Output in Türkiye's construction sector surged 7.5% on an annual basis as of December last year, and the construction index saw its record high, according to data from the country's statistical office compiled by Anadolu Agency (AA) on Monday.
Türkiye’s construction output index, without calendar effects, rose to its highest at 151.2 points in December 2025, the data showed.
The index reached 150.4 points when adjusted for calendar effects, the highest since January 2022, when the data began to be collected, up 7.5%.
The index, adjusted for both calendar and season effects, totaled 129.1 points at the same time.
Meanwhile, all sub-sector indices of the construction production index in December 2025 reached peak highs.
The building construction index rose 8.4%, the civil engineering index 5.8%, and the specialized construction activities index 5.5% year-over-year.

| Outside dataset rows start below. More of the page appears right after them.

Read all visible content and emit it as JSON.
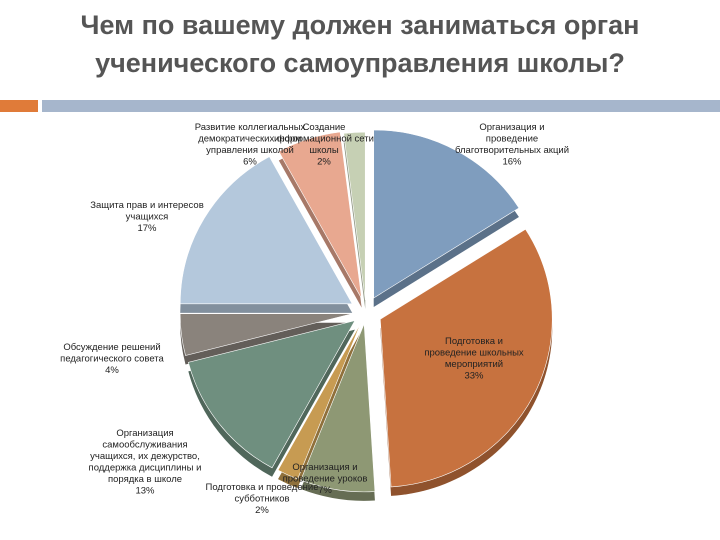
{
  "title": {
    "line1": "Чем по вашему должен заниматься орган",
    "line2": "ученического самоуправления школы?"
  },
  "colors": {
    "title_text": "#555555",
    "accent_square": "#e07b39",
    "rule_bar": "#a6b6cc"
  },
  "chart_data": {
    "type": "pie",
    "style": "exploded 3d",
    "title": "",
    "slices": [
      {
        "label_lines": [
          "Организация и",
          "проведение",
          "благотворительных акций",
          "16%"
        ],
        "value": 16,
        "color": "#7f9dbe"
      },
      {
        "label_lines": [
          "Подготовка и",
          "проведение школьных",
          "мероприятий",
          "33%"
        ],
        "value": 33,
        "color": "#c7723f"
      },
      {
        "label_lines": [
          "Организация и",
          "проведение уроков",
          "7%"
        ],
        "value": 7,
        "color": "#8e9874"
      },
      {
        "label_lines": [
          "Подготовка и проведение",
          "субботников",
          "2%"
        ],
        "value": 2,
        "color": "#c79b52"
      },
      {
        "label_lines": [
          "Организация",
          "самообслуживания",
          "учащихся, их дежурство,",
          "поддержка дисциплины и",
          "порядка в школе",
          "13%"
        ],
        "value": 13,
        "color": "#6f8f7f"
      },
      {
        "label_lines": [
          "Обсуждение решений",
          "педагогического совета",
          "4%"
        ],
        "value": 4,
        "color": "#8a837c"
      },
      {
        "label_lines": [
          "Защита прав и интересов",
          "учащихся",
          "17%"
        ],
        "value": 17,
        "color": "#b4c8dc"
      },
      {
        "label_lines": [
          "Развитие коллегиальных",
          "демократических форм",
          "управления школой",
          "6%"
        ],
        "value": 6,
        "color": "#e8a890"
      },
      {
        "label_lines": [
          "Создание",
          "информационной сети",
          "школы",
          "2%"
        ],
        "value": 2,
        "color": "#c6d0b4"
      }
    ]
  }
}
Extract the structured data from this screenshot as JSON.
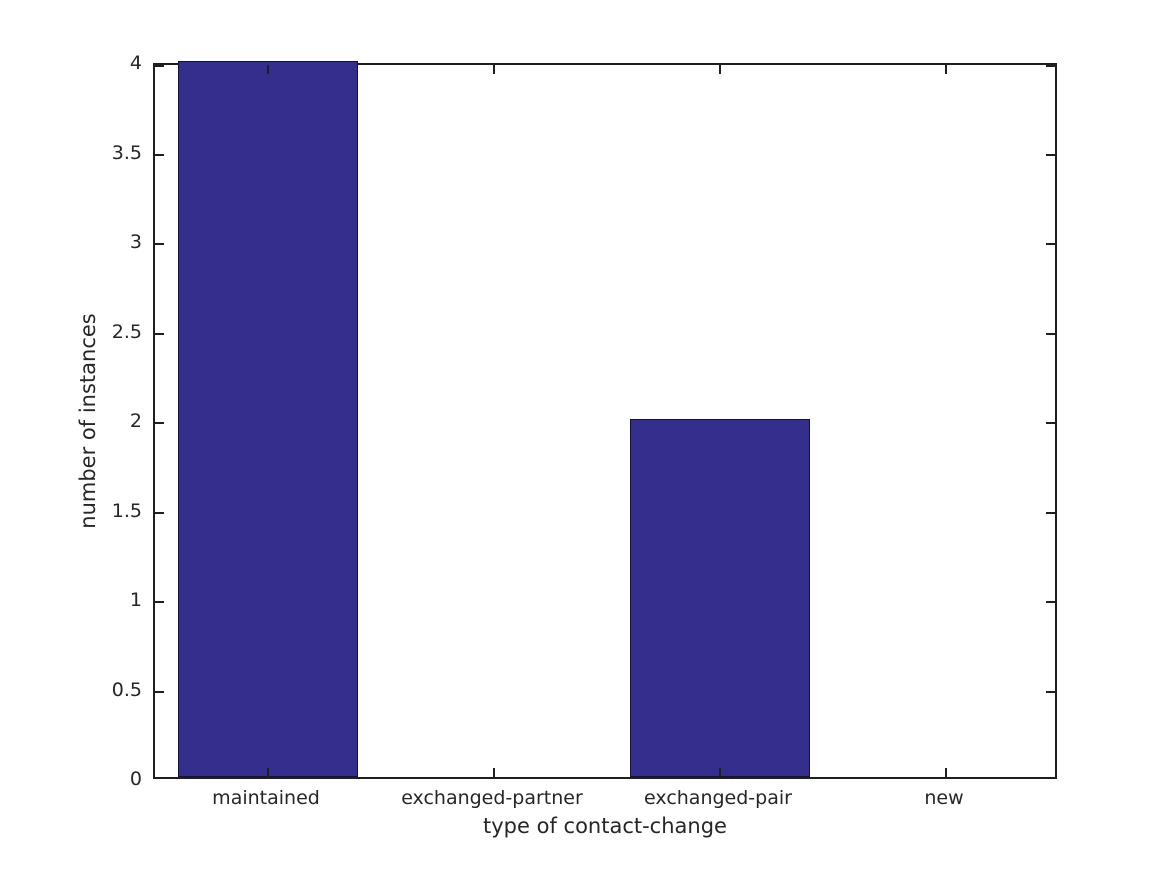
{
  "chart_data": {
    "type": "bar",
    "categories": [
      "maintained",
      "exchanged-partner",
      "exchanged-pair",
      "new"
    ],
    "values": [
      4,
      0,
      2,
      0
    ],
    "title": "",
    "xlabel": "type of contact-change",
    "ylabel": "number of instances",
    "ylim": [
      0,
      4
    ],
    "yticks": [
      0,
      0.5,
      1,
      1.5,
      2,
      2.5,
      3,
      3.5,
      4
    ],
    "bar_width_fraction": 0.8,
    "bar_color": "#342F8C",
    "bar_edge_color": "#14123A",
    "axis_color": "#1f1f1f",
    "text_color": "#262626",
    "background_color": "#ffffff",
    "grid": false,
    "legend": null
  }
}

Construction in 2025 offsets 2024’s slowdown
Ali Hepşen, a professor of business administration at Istanbul University, told AA that the country’s construction production saw volatility for a long time, especially due to difficulties in financing, which suppressed production in 2024.

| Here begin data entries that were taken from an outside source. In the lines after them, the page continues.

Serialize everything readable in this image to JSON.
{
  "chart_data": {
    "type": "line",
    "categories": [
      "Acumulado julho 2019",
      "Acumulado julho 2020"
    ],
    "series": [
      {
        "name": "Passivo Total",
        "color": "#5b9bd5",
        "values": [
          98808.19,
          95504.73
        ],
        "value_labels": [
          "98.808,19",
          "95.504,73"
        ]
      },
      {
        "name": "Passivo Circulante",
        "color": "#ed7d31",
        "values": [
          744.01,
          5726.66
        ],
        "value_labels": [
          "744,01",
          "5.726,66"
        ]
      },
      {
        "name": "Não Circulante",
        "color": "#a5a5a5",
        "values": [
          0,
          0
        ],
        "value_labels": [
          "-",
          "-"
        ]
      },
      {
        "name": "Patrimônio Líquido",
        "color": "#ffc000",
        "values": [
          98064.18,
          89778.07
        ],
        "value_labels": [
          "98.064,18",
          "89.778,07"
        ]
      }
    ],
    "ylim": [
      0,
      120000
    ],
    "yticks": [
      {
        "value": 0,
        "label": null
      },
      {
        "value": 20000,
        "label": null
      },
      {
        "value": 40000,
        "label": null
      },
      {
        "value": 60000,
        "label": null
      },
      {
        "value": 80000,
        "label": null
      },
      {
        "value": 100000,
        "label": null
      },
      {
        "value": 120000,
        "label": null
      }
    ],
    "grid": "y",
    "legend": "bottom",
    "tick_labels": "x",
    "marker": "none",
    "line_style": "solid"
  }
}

"However, reaching a peak level like 150.4 points is important – the acceleration on construction sites has already been felt in the field since the second half of last year, and the data reflects that," he said.
He noted that the 8.4% rise in the building construction index reflects that housing remains the sector’s driver, while the rise in non-building construction, which Turkish Statistical Institute (TurkStat) calls the civil engineering index in its data, reflects the support from public investments. Meanwhile, specialized construction activities indicate that "the supply chain is working."

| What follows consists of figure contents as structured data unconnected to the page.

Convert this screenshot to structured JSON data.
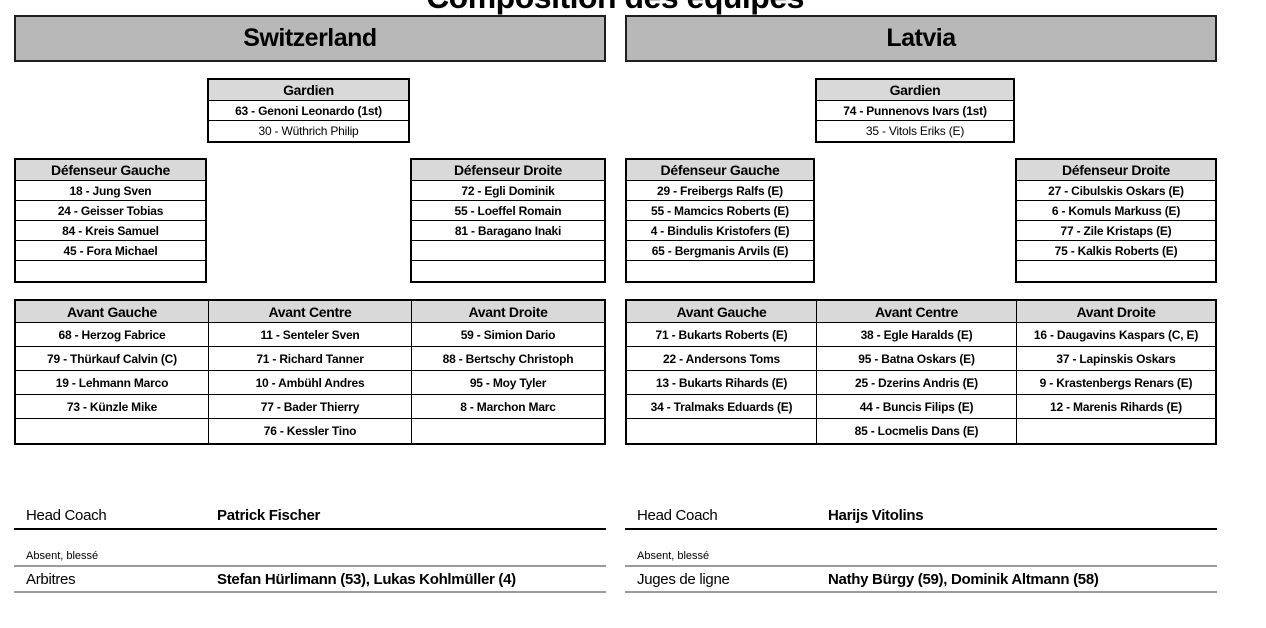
{
  "title": "Composition des équipes",
  "colors": {
    "team_header_bg": "#b8b8b8",
    "section_header_bg": "#d9d9d9",
    "table_border": "#000000",
    "separator_gray": "#9a9a9a"
  },
  "teams": [
    {
      "name": "Switzerland",
      "goalkeeper": {
        "header": "Gardien",
        "starter": "63 - Genoni Leonardo (1st)",
        "backup": "30 - Wüthrich Philip"
      },
      "defense_left": {
        "header": "Défenseur Gauche",
        "rows": [
          "18 - Jung Sven",
          "24 - Geisser Tobias",
          "84 - Kreis Samuel",
          "45 - Fora Michael",
          ""
        ]
      },
      "defense_right": {
        "header": "Défenseur Droite",
        "rows": [
          "72 - Egli Dominik",
          "55 - Loeffel Romain",
          "81 - Baragano Inaki",
          "",
          ""
        ]
      },
      "forwards": {
        "left": {
          "header": "Avant Gauche",
          "rows": [
            "68 - Herzog Fabrice",
            "79 - Thürkauf Calvin (C)",
            "19 - Lehmann Marco",
            "73 - Künzle Mike",
            ""
          ]
        },
        "center": {
          "header": "Avant Centre",
          "rows": [
            "11 - Senteler Sven",
            "71 - Richard Tanner",
            "10 - Ambühl Andres",
            "77 - Bader Thierry",
            "76 - Kessler Tino"
          ]
        },
        "right": {
          "header": "Avant Droite",
          "rows": [
            "59 - Simion Dario",
            "88 - Bertschy Christoph",
            "95 - Moy Tyler",
            "8 - Marchon Marc",
            ""
          ]
        }
      },
      "info": {
        "coach_label": "Head Coach",
        "coach_name": "Patrick Fischer",
        "absent_label": "Absent, blessé",
        "absent_value": "",
        "officials_label": "Arbitres",
        "officials_value": "Stefan Hürlimann (53), Lukas Kohlmüller (4)"
      }
    },
    {
      "name": "Latvia",
      "goalkeeper": {
        "header": "Gardien",
        "starter": "74 - Punnenovs Ivars (1st)",
        "backup": "35 - Vitols Eriks (E)"
      },
      "defense_left": {
        "header": "Défenseur Gauche",
        "rows": [
          "29 - Freibergs Ralfs (E)",
          "55 - Mamcics Roberts (E)",
          "4 - Bindulis Kristofers (E)",
          "65 - Bergmanis Arvils (E)",
          ""
        ]
      },
      "defense_right": {
        "header": "Défenseur Droite",
        "rows": [
          "27 - Cibulskis Oskars (E)",
          "6 - Komuls Markuss (E)",
          "77 - Zile Kristaps (E)",
          "75 - Kalkis Roberts (E)",
          ""
        ]
      },
      "forwards": {
        "left": {
          "header": "Avant Gauche",
          "rows": [
            "71 - Bukarts Roberts (E)",
            "22 - Andersons Toms",
            "13 - Bukarts Rihards (E)",
            "34 - Tralmaks Eduards (E)",
            ""
          ]
        },
        "center": {
          "header": "Avant Centre",
          "rows": [
            "38 - Egle Haralds (E)",
            "95 - Batna Oskars (E)",
            "25 - Dzerins Andris (E)",
            "44 - Buncis Filips (E)",
            "85 - Locmelis Dans (E)"
          ]
        },
        "right": {
          "header": "Avant Droite",
          "rows": [
            "16 - Daugavins Kaspars (C, E)",
            "37 - Lapinskis Oskars",
            "9 - Krastenbergs Renars (E)",
            "12 - Marenis Rihards (E)",
            ""
          ]
        }
      },
      "info": {
        "coach_label": "Head Coach",
        "coach_name": "Harijs Vitolins",
        "absent_label": "Absent, blessé",
        "absent_value": "",
        "officials_label": "Juges de ligne",
        "officials_value": "Nathy Bürgy (59), Dominik Altmann (58)"
      }
    }
  ]
}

He said these developments point to a "normalization rather than a new leap."
"The slowdown in 2024 was offset in 2025,” he said. "The relative decrease in cost uncertainty accelerated unfinished projects."
"However, the data alone does not indicate demand health or predictability since production and financial resilience are not the same – it’s necessary to make this distinction," he added.
Hepşen said that extending this momentum into 2026 "would not be easy," and that the rise last year was led by the completion of delayed production, so the continuation of this momentum depends on the start of new projects, which require financing.
He mentioned that contractors are more selective than before when it comes to starting new projects due to slow sales in certain price segments, but "there is no scenario that could completely slow down the sector."
Urban transformation, earthquake-related projects
"Investments in earthquake-prone regions, urban transformation, and public projects may continue this year, but I don’t expect the same high momentum as last year, a more limited and balanced increase is the likely outcome this year, yet the peak of last year is still very important," he said.
"The sector likes confidence, so when the index rises, suppliers relax, and banks become less distant, but the volume growth alone doesn’t measure success, as sustainability will be determined by financing conditions and demand levels," he added.
Mustafa Ekiz, head of Turkish construction sector service provider Real Estate and Construction Platform, said that the rise in the index shows the sector "has once again assumed its role as the driver of the economy."
"The rise shows that the housing demand is strong," he said, noting that the construction production activity will continue into this year, "but the growth is expected to progress more steadily."
"Access to financing, land costs and credit conditions will determine the pace of the sector this year," he added.
Ekiz said the sector creates employment and stimulates related sectors, while shaping the future of cities.
"Planned production, appropriate financing models, and a quality urbanization approach are needed for sustainable growth," he said.